Now it was match point for the third time -- 15 minutes and a seeming eternity of drama after the first -- and this time Tanner did not miss his first serve. He zinged one to Borg's backhand, and the lunging return was wide.
It was 12 minutes after 10, and Borg's hopes of going to Australia the week after Christmas to nail down the French-Wimbledon-U.S. Australian Grand Slam had evaporated.
"Anytime you play the No. 1 player in the No. 1 match in the world, it makes you realize you can play in that category," Tanner said.
Tanner came out like a man who knew he could do it, serving devastatingly in the first 1 1/2 sets even though he had one break point against him in the fifth game. He lost only seven points in his first seven service games, and broke Borg in the second and eighth games of the first set.
Tanner was pressuring Borg relentlessly, steaming to the net behind returns -- chipped or pounded -- of every second serve. He threatened to blow Borg away, but from 2-3, 15-40 in the second set Borg ran seven straight points -- brushing aside two break points and breaking Tanner for the first time at love. Tanner contributed by missing an indecisive overhead and blowing an easy volley.
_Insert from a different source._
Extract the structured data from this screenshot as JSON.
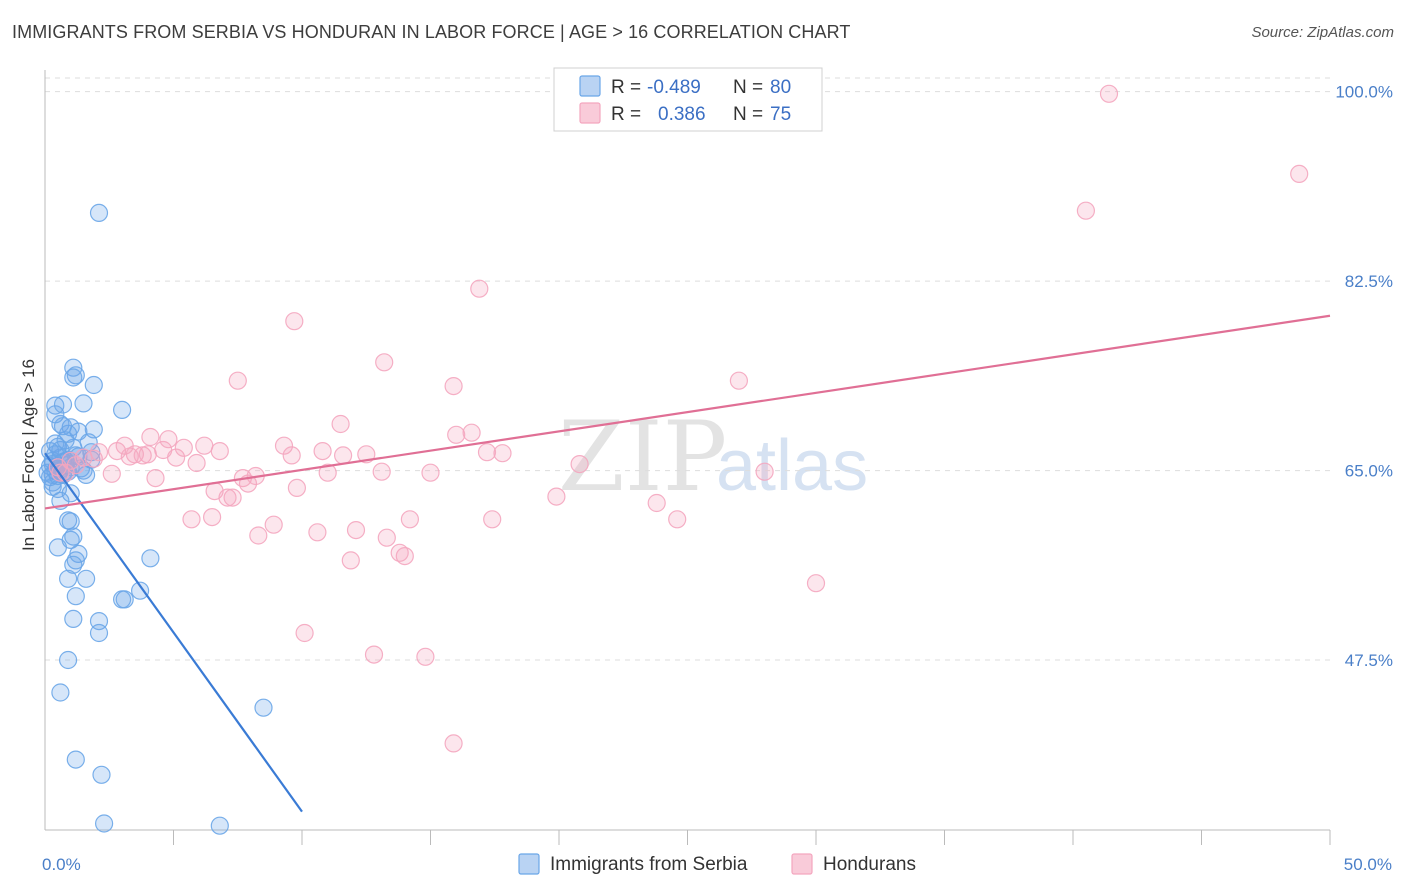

After that, Tanner's serving lapsed somewhat, and Borg seemed to get a foothold in the match. But Borg's fortunes changed suddenly again when he lost his serve from 30-30 in the fourth game of the third set, netting a backhand off a deep return of a good serve and a backhand volley off a challenging forehand by Tanner.
Tanner broke again in the eighth game of the third set, and saved four break points in the first game of the fourth.
Tanner was serving mightily again. In the third and fifth games, he delivered seven straight serves that Borg could not return even though he was standing 12 feet behind the baseline to receive. The last three, sealing the fifth game at love, were clean aces.
Borg seemed hopelessly out of it when he lost his serve at 15 in the next game and Tanner held for 5-3.
But then came that wild ninth game, a double fault to 30-30, a winning lob by Borg to get to 30-40, the collapse of the net and Tanner's nightmare overhead.
Some of the points were gripping. Borg's courage was indisputable. But Tanner refused to unravel, and in the tie breaker his explosive serve and the artificial light worked in his favor. "I thought, anything can happen in a tie breaker," Borg said later . . . but this time, unlike Wimbledon, it happened for Tanner.